Namun keputusasaan dan kemarahan orang-orang terhadap pemerintah tampaknya tumbuh di seluruh negeri secepat kebakaran hutan. Warga di daerah bencana sudah mulai angkat bicara menentang pemerintah. Di Manavgat, salah satu daerah yang paling parah dilanda, seorang pria yang rumahnya hancur dalam kebakaran dengan berani berkata di depan kamera, “Tidak ada negara di sini sejak hari kebakaran bermula. Manavgat ditinggalkan dengan nasibnya sendiri."

Penduduk desa yang membawa wadah air ke atas bukit untuk memadamkan api di dekat Marmaris juga blak-blakan. “Kami di sini sebagai seluruh desa...Kami tidak lari atau apa, jadi pemerintah harus melihat ini dan juga tidak lari,” kata seorang wanita kepada Reuters.
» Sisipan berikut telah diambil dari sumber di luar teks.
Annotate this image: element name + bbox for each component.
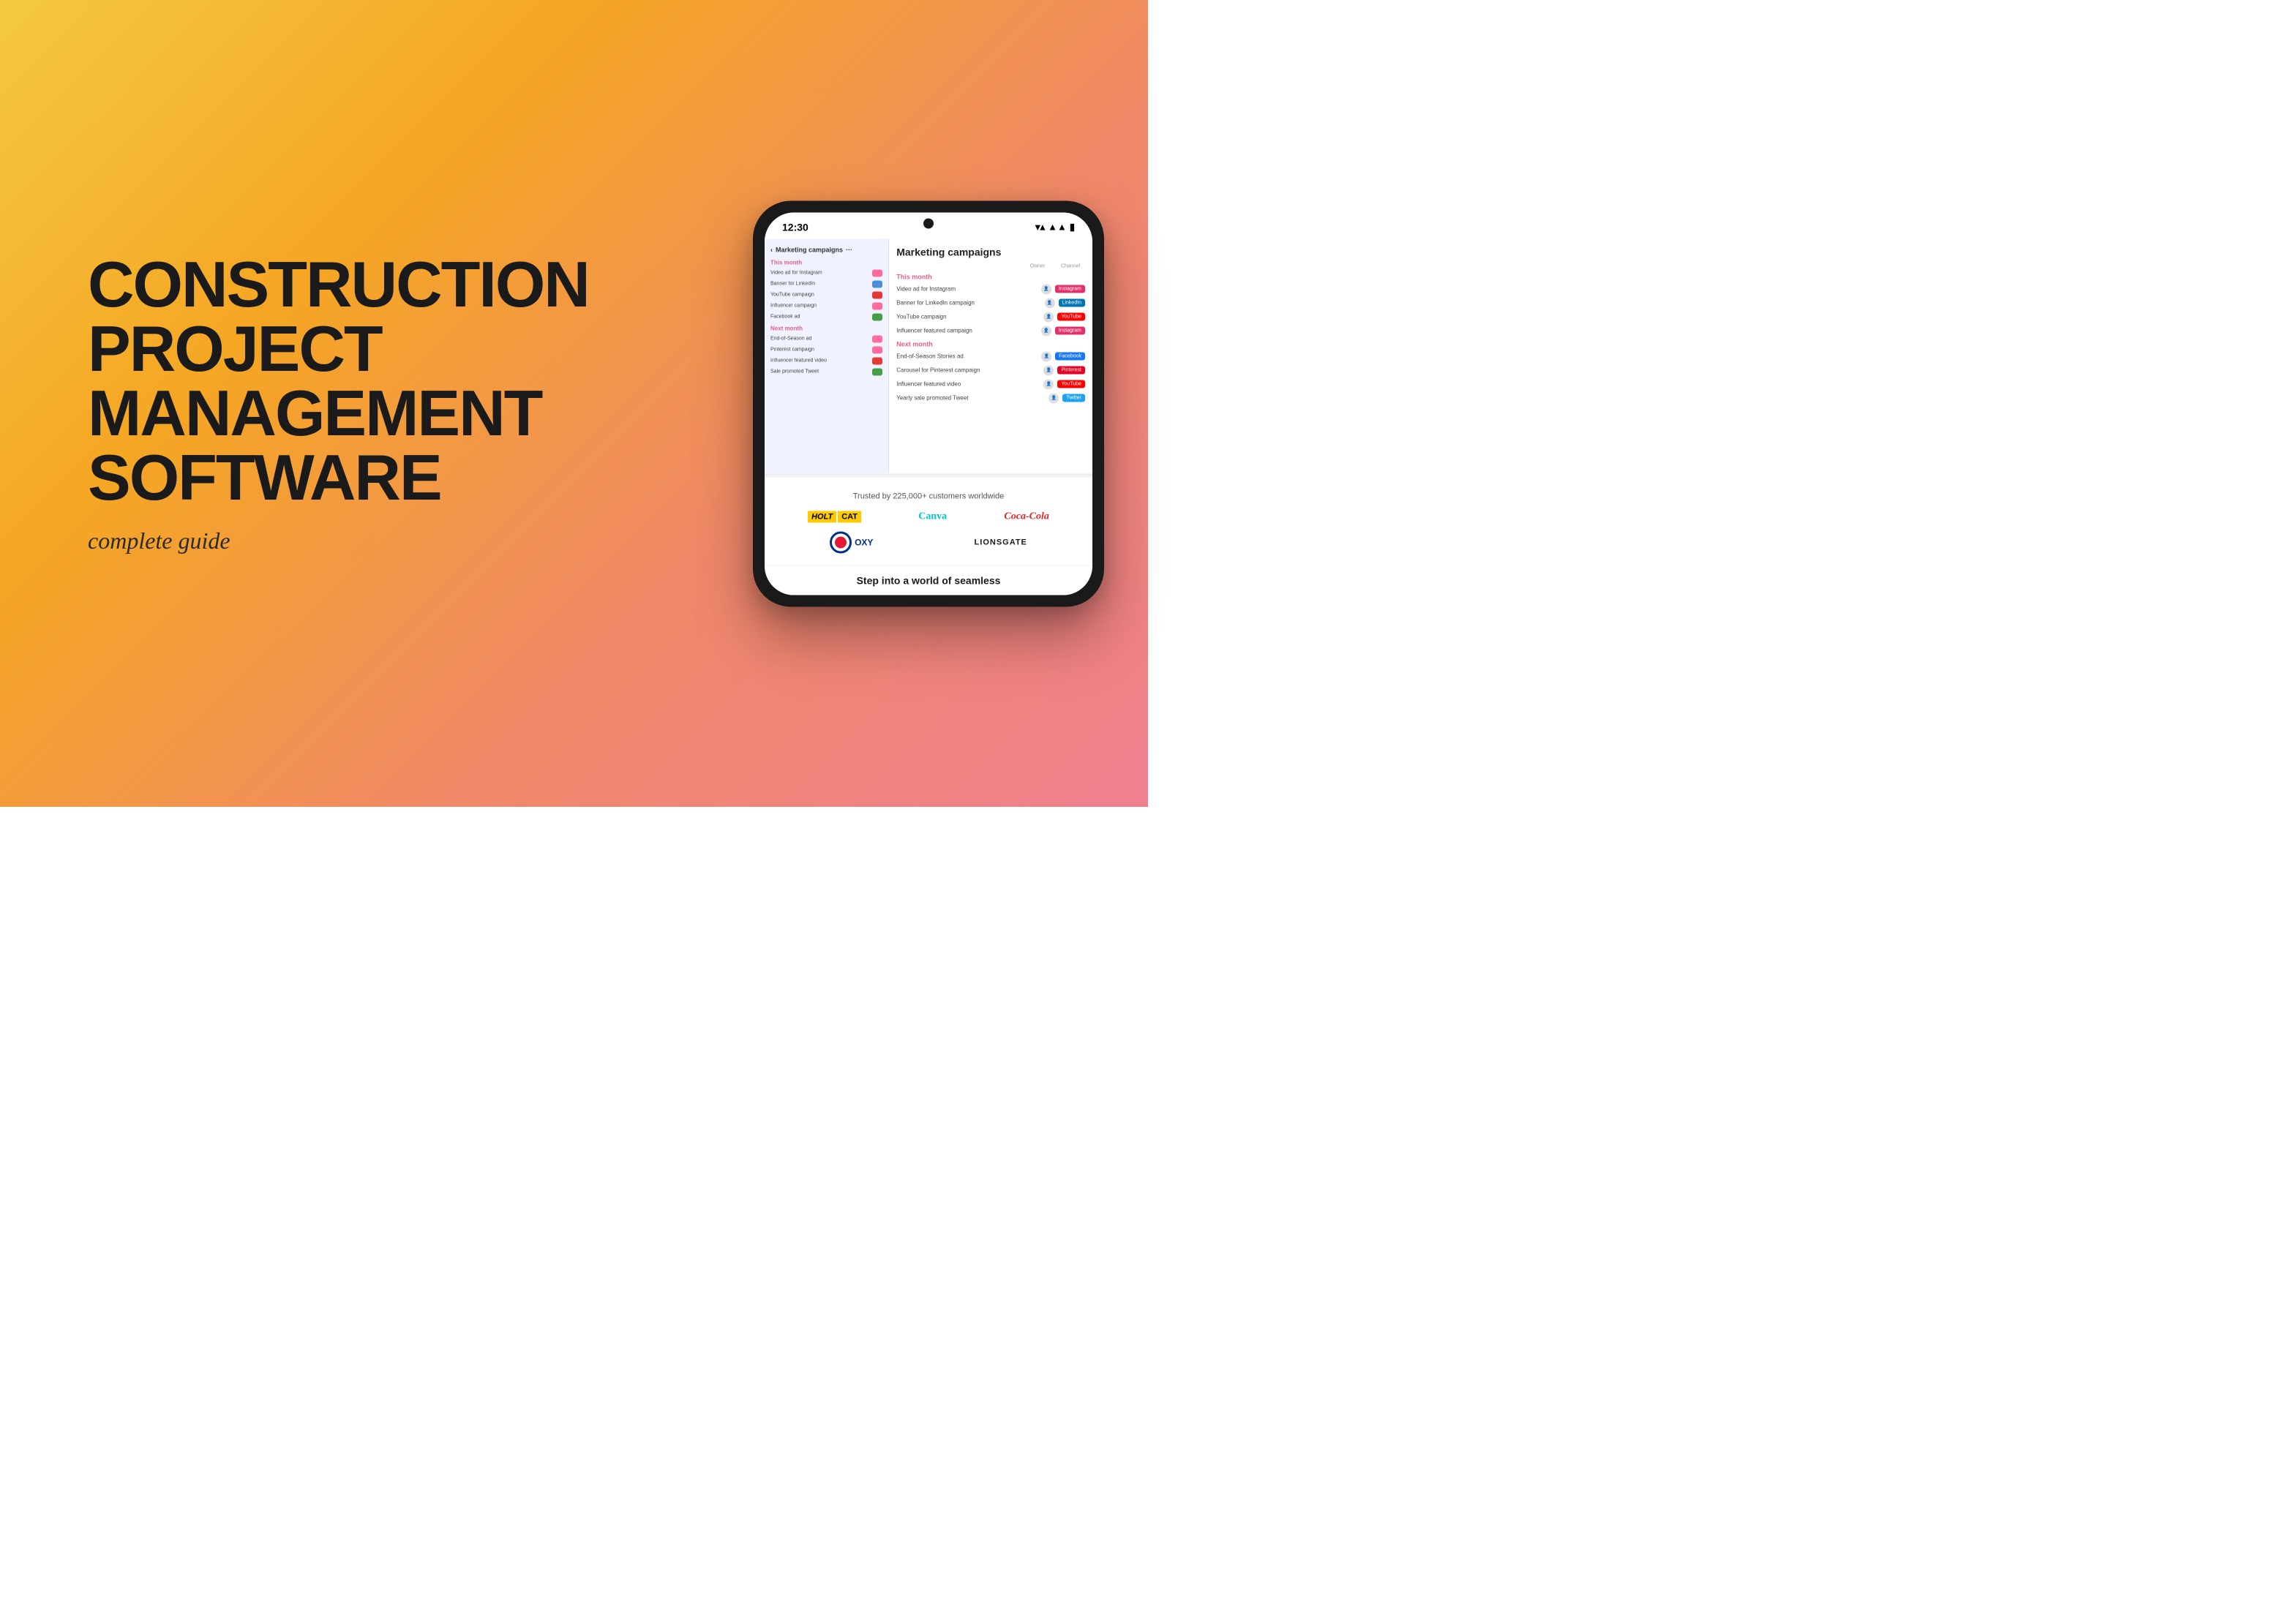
list-item: YouTube campaign xyxy=(770,291,882,298)
list-item: Sale promoted Tweet xyxy=(770,368,882,375)
status-icons: ▾▴ ▲▲ ▮ xyxy=(1035,221,1075,233)
camera-notch xyxy=(923,218,934,228)
status-time: 12:30 xyxy=(782,221,809,233)
phone-showcase: 12:30 ▾▴ ▲▲ ▮ ‹ Marketin xyxy=(589,0,1148,807)
left-this-month: This month xyxy=(770,259,882,266)
phone-wrapper: 12:30 ▾▴ ▲▲ ▮ ‹ Marketin xyxy=(753,200,1104,606)
avatar: 👤 xyxy=(1043,312,1054,322)
avatar: 👤 xyxy=(1045,298,1055,308)
phone-device: 12:30 ▾▴ ▲▲ ▮ ‹ Marketin xyxy=(753,200,1104,606)
main-title: CONSTRUCTION PROJECT MANAGEMENT SOFTWARE xyxy=(88,252,589,510)
channel-badge: LinkedIn xyxy=(1059,299,1085,307)
right-this-month: This month xyxy=(896,273,1085,280)
canva-logo: Canva xyxy=(918,511,947,522)
channel-dot xyxy=(872,280,882,287)
channel-dot xyxy=(872,335,882,342)
avatar: 👤 xyxy=(1041,351,1051,361)
table-row: Yearly sale promoted Tweet 👤 Twitter xyxy=(896,393,1085,403)
oxy-logo: OXY xyxy=(830,531,873,553)
channel-dot xyxy=(872,313,882,320)
logos-row-2: OXY LIONSGATE xyxy=(779,531,1078,553)
cocacola-logo: Coca-Cola xyxy=(1004,511,1048,522)
channel-badge: Twitter xyxy=(1062,394,1085,402)
list-item: Banner for LinkedIn xyxy=(770,280,882,287)
channel-dot xyxy=(872,269,882,277)
bottom-text-section: Step into a world of seamless xyxy=(765,565,1092,595)
list-item: Video ad for Instagram xyxy=(770,269,882,277)
right-panel: Marketing campaigns Owner Channel This m… xyxy=(889,238,1092,473)
channel-dot xyxy=(872,368,882,375)
section-divider xyxy=(765,474,1092,475)
right-next-month: Next month xyxy=(896,340,1085,347)
channel-badge: Instagram xyxy=(1055,285,1085,293)
logos-row-1: HOLT CAT Canva Coca-Cola xyxy=(779,511,1078,522)
channel-badge: YouTube xyxy=(1057,380,1085,388)
channel-dot xyxy=(872,346,882,353)
list-item: End-of-Season ad xyxy=(770,335,882,342)
channel-badge: Pinterest xyxy=(1057,366,1085,375)
table-row: Banner for LinkedIn campaign 👤 LinkedIn xyxy=(896,298,1085,308)
column-headers: Owner Channel xyxy=(896,263,1085,268)
left-panel: ‹ Marketing campaigns ··· This month Vid… xyxy=(765,238,889,473)
left-next-month: Next month xyxy=(770,325,882,331)
lionsgate-logo: LIONSGATE xyxy=(975,538,1027,546)
holt-cat-logo: HOLT CAT xyxy=(808,511,861,522)
subtitle: complete guide xyxy=(88,527,589,554)
channel-badge: YouTube xyxy=(1057,313,1085,321)
app-split-view: ‹ Marketing campaigns ··· This month Vid… xyxy=(765,238,1092,473)
channel-dot xyxy=(872,291,882,298)
list-item: Influencer featured video xyxy=(770,357,882,364)
channel-badge: Instagram xyxy=(1055,327,1085,335)
right-panel-title: Marketing campaigns xyxy=(896,246,1085,257)
channel-dot xyxy=(872,302,882,309)
avatar: 👤 xyxy=(1041,326,1051,336)
battery-icon: ▮ xyxy=(1070,221,1075,233)
table-row: Carousel for Pinterest campaign 👤 Pinter… xyxy=(896,365,1085,375)
avatar: 👤 xyxy=(1043,365,1054,375)
hero-content: CONSTRUCTION PROJECT MANAGEMENT SOFTWARE… xyxy=(88,252,589,554)
avatar: 👤 xyxy=(1043,379,1054,389)
channel-dot xyxy=(872,357,882,364)
list-item: Influencer campaign xyxy=(770,302,882,309)
table-row: Influencer featured video 👤 YouTube xyxy=(896,379,1085,389)
list-item: Pinterest campaign xyxy=(770,346,882,353)
avatar: 👤 xyxy=(1041,284,1051,294)
table-row: End-of-Season Stories ad 👤 Facebook xyxy=(896,351,1085,361)
signal-icon: ▲▲ xyxy=(1048,222,1067,233)
list-item: Facebook ad xyxy=(770,313,882,320)
table-row: Influencer featured campaign 👤 Instagram xyxy=(896,326,1085,336)
phone-screen: 12:30 ▾▴ ▲▲ ▮ ‹ Marketin xyxy=(765,212,1092,595)
channel-badge: Facebook xyxy=(1055,353,1085,361)
table-row: Video ad for Instagram 👤 Instagram xyxy=(896,284,1085,294)
page-background: CONSTRUCTION PROJECT MANAGEMENT SOFTWARE… xyxy=(0,0,1148,807)
wifi-icon: ▾▴ xyxy=(1035,221,1045,233)
step-into-text: Step into a world of seamless xyxy=(776,574,1081,586)
avatar: 👤 xyxy=(1048,393,1059,403)
trusted-section: Trusted by 225,000+ customers worldwide … xyxy=(765,476,1092,565)
left-panel-header: ‹ Marketing campaigns ··· xyxy=(770,246,882,253)
table-row: YouTube campaign 👤 YouTube xyxy=(896,312,1085,322)
trusted-text: Trusted by 225,000+ customers worldwide xyxy=(779,492,1078,500)
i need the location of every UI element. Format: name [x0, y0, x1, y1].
Gurcan melanjutkan, banyak yang mempertanyakan bagaimana Ankara mengalokasikan anggaran besar untuk proyek infrastruktur kontroversial serta istana mewah, pesawat terbang, dan mobil untuk presiden dan para menterinya, tapi tidak repot-repot membeli satu pun pesawat pemadam kebakaran. Pengawasan terhadap pengeluaran pemerintah - baik oleh publik maupun oposisi - kemungkinan akan berlanjut dan meningkat bahkan setelah kebakaran hutan berakhir, yang juga dipicu oleh gejolak ekonomi Turki. Dan semakin kepresidenan Erdogan tersandung, semakin banyak retorika dan propaganda polarisasi pemerintah akan uncul.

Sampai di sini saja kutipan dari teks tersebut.